Saciei minha curiosidade com o filme Aquarius. Confesso que ele não me despertaria interesse — apesar da Sônia Braga no papel principal — se não fosse o protesto #foratemer ocorrido em Cannes. Em seguida, algumas críticas positivas e relacionadas à arte aumentaram a curiosidade. “Domínio absurdo do cinema” foi uma delas. As críticas negativas sem nenhum fundamento artístico também foram importantes. Quando revistas e colunistas sugerem boicote a algo, no mínimo, isso desperta a chave do “opa, se é proibido e obsceno, eu quero ver”.
Das telas à vida
A mudança de classificação do filme no Brasil e a manobra política do governo não eleito também são atitudes que inflamaram o desejo por Aquarius. Aliás, são essas tentativas sutis e “republicanas” de violentar direitos que O filme tão bem revela. É como a PM que prende uma ambulante para provocar ira na multidão e justificar sua violência. Ou como candidato limpo e cheiroso que diz ser contra invasão, mas “anexa” — jamais roubam, né — terreno público. Ou ainda como candidato fofinho que, em ato falho, deixa escapar que rechaça pobre a ponto de vomitar. São as nuanças da vida que o filme sugere.
Do feminismo
Aquarius é um filme feminista, em sua essência, sem buscar explicitar as pautas e jargões. Feminismo não militante. Mas tá lá, todinho desenhado na personagem principal, no empoderamento e enfrentamento da mulher contra o machismo, contra câncer de mama, na liberdade sexual e em outros tópicos do filme. Feminista e inclusivo sexual.

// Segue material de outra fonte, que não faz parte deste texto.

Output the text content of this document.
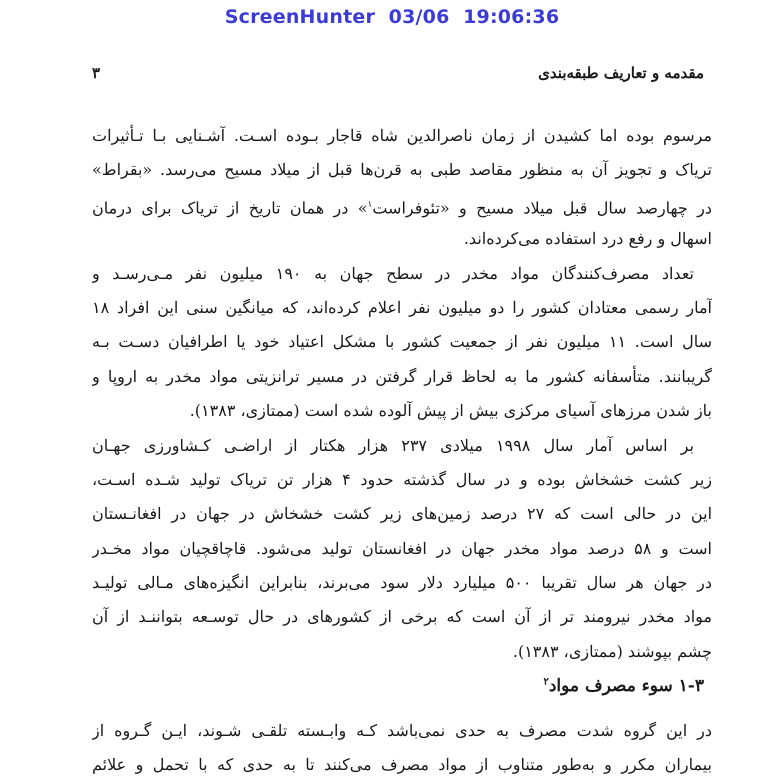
ScreenHunter  03/06  19:06:36
۳	مقدمه و تعاریف طبقه‌بندی
مرسوم بوده اما کشیدن از زمان ناصرالدین شاه قاجار بـوده اسـت. آشـنایی بـا تـأثیرات
تریاک و تجویز آن به منظور مقاصد طبی به قرن‌ها قبل از میلاد مسیح می‌رسد. «بقراط»
در چهارصد سال قبل میلاد مسیح و «تئوفراست$^۱$» در همان تاریخ از تریاک برای درمان
اسهال و رفع درد استفاده می‌کرده‌اند.
تعداد مصرف‌کنندگان مواد مخدر در سطح جهان به ۱۹۰ میلیون نفر مـی‌رسـد و
آمار رسمی معتادان کشور را دو میلیون نفر اعلام کرده‌اند، که میانگین سنی این افراد ۱۸
سال است. ۱۱ میلیون نفر از جمعیت کشور با مشکل اعتیاد خود یا اطرافیان دسـت بـه
گریبانند. متأسفانه کشور ما به لحاظ قرار گرفتن در مسیر ترانزیتی مواد مخدر به اروپا و
باز شدن مرزهای آسیای مرکزی بیش از پیش آلوده شده است (ممتازی، ۱۳۸۳).
بر اساس آمار سال ۱۹۹۸ میلادی ۲۳۷ هزار هکتار از اراضـی کـشاورزی جهـان
زیر کشت خشخاش بوده و در سال گذشته حدود ۴ هزار تن تریاک تولید شـده اسـت،
این در حالی است که ۲۷ درصد زمین‌های زیر کشت خشخاش در جهان در افغانـستان
است و ۵۸ درصد مواد مخدر جهان در افغانستان تولید می‌شود. قاچاقچیان مواد مخـدر
در جهان هر سال تقریبا ۵۰۰ میلیارد دلار سود می‌برند، بنابراین انگیزه‌های مـالی تولیـد
مواد مخدر نیرومند تر از آن است که برخی از کشورهای در حال توسـعه بتواننـد از آن
چشم بپوشند (ممتازی، ۱۳۸۳).
۱-۳ سوء مصرف مواد$^۲$
در این گروه شدت مصرف به حدی نمی‌باشد کـه وابـسته تلقـی شـوند، ایـن گـروه از
بیماران مکرر و به‌طور متناوب از مواد مصرف می‌کنند تا به حدی که با تحمل و علائم
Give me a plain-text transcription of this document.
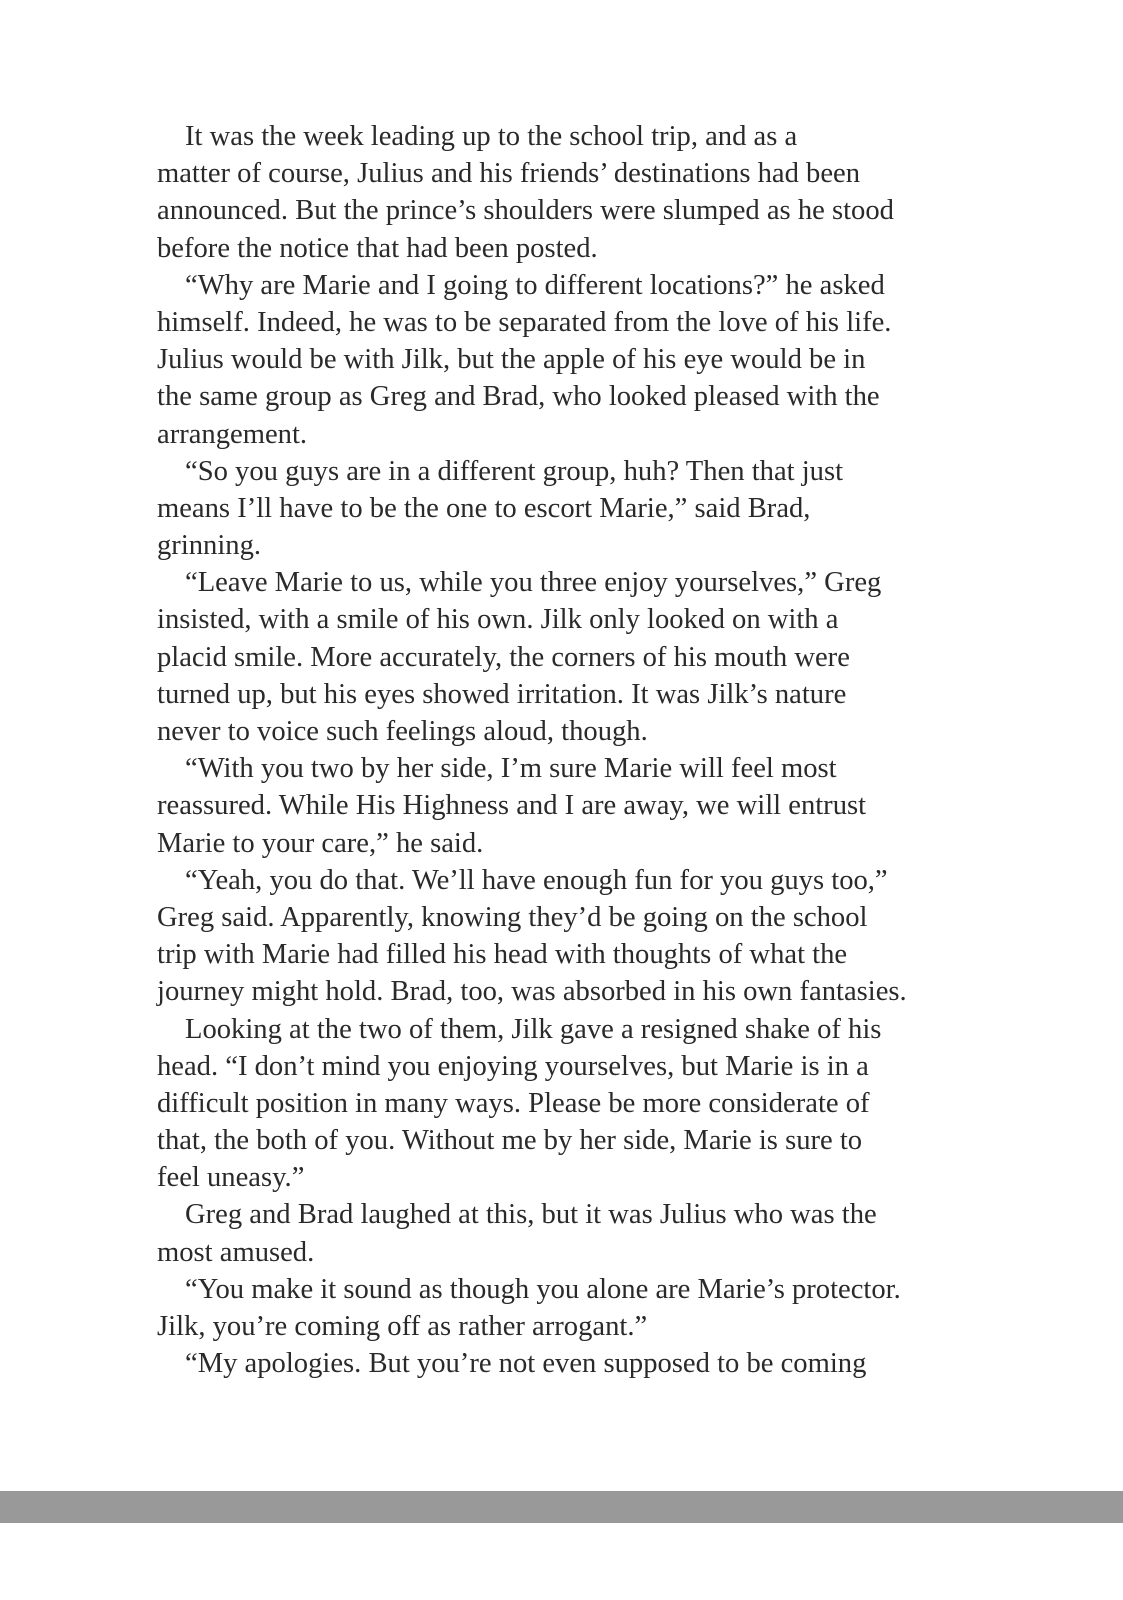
It was the week leading up to the school trip, and as a
matter of course, Julius and his friends’ destinations had been
announced. But the prince’s shoulders were slumped as he stood
before the notice that had been posted.
“Why are Marie and I going to different locations?” he asked
himself. Indeed, he was to be separated from the love of his life.
Julius would be with Jilk, but the apple of his eye would be in
the same group as Greg and Brad, who looked pleased with the
arrangement.
“So you guys are in a different group, huh? Then that just
means I’ll have to be the one to escort Marie,” said Brad,
grinning.
“Leave Marie to us, while you three enjoy yourselves,” Greg
insisted, with a smile of his own. Jilk only looked on with a
placid smile. More accurately, the corners of his mouth were
turned up, but his eyes showed irritation. It was Jilk’s nature
never to voice such feelings aloud, though.
“With you two by her side, I’m sure Marie will feel most
reassured. While His Highness and I are away, we will entrust
Marie to your care,” he said.
“Yeah, you do that. We’ll have enough fun for you guys too,”
Greg said. Apparently, knowing they’d be going on the school
trip with Marie had filled his head with thoughts of what the
journey might hold. Brad, too, was absorbed in his own fantasies.
Looking at the two of them, Jilk gave a resigned shake of his
head. “I don’t mind you enjoying yourselves, but Marie is in a
difficult position in many ways. Please be more considerate of
that, the both of you. Without me by her side, Marie is sure to
feel uneasy.”
Greg and Brad laughed at this, but it was Julius who was the
most amused.
“You make it sound as though you alone are Marie’s protector.
Jilk, you’re coming off as rather arrogant.”
“My apologies. But you’re not even supposed to be coming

Do racismo e preconceito de classe
Com algumas pinceladas, Aquarius vai mostrando como nossa sociedade ainda se estrutura na divisão clara de classes e de como a aparência é “fundamental” para determinar quem somos e o que podemos fazer no dia a dia das cidades. Trata do racismo seja na cor, seja no sobrenome e tons de pele. Trata também de como as pessoas convivem bem tratando umas as outras como cidadãos de primeira, segunda e terceira classe.
É lírico
Sem ter uma trilha original, Aquarius é agradável tanto aos ouvidos quanto aos olhos. Ele retira a poeira de clássicos e canções nacionais esquecidas pela indústria cultural, mostrando toda a riqueza que o país possuiu, mas que tem hibernado nesse desejo contemporâneo da cópia e necessidade de ser agradável.
Aquarius > Tropa de Elite
Aquarius devolve ao Brasil linguagem e contexto do cinema nacional que se perderam na última década. Não é um filme que se busca vender com personagens e atores queridinhos das novelas, tampouco opta pelo clichê ou cenas cheias de ação ou frases de efeito que possam cair automaticamente no gosto popular. Aquarius não é filme de memes. Aquarius é cartoon. E como tal, mostra o outro lado que Tropa de Elite “sonega”. Mostra como pensam e agem os donos do poder. Por mais brasis de Claras e menos capitães Nascimento.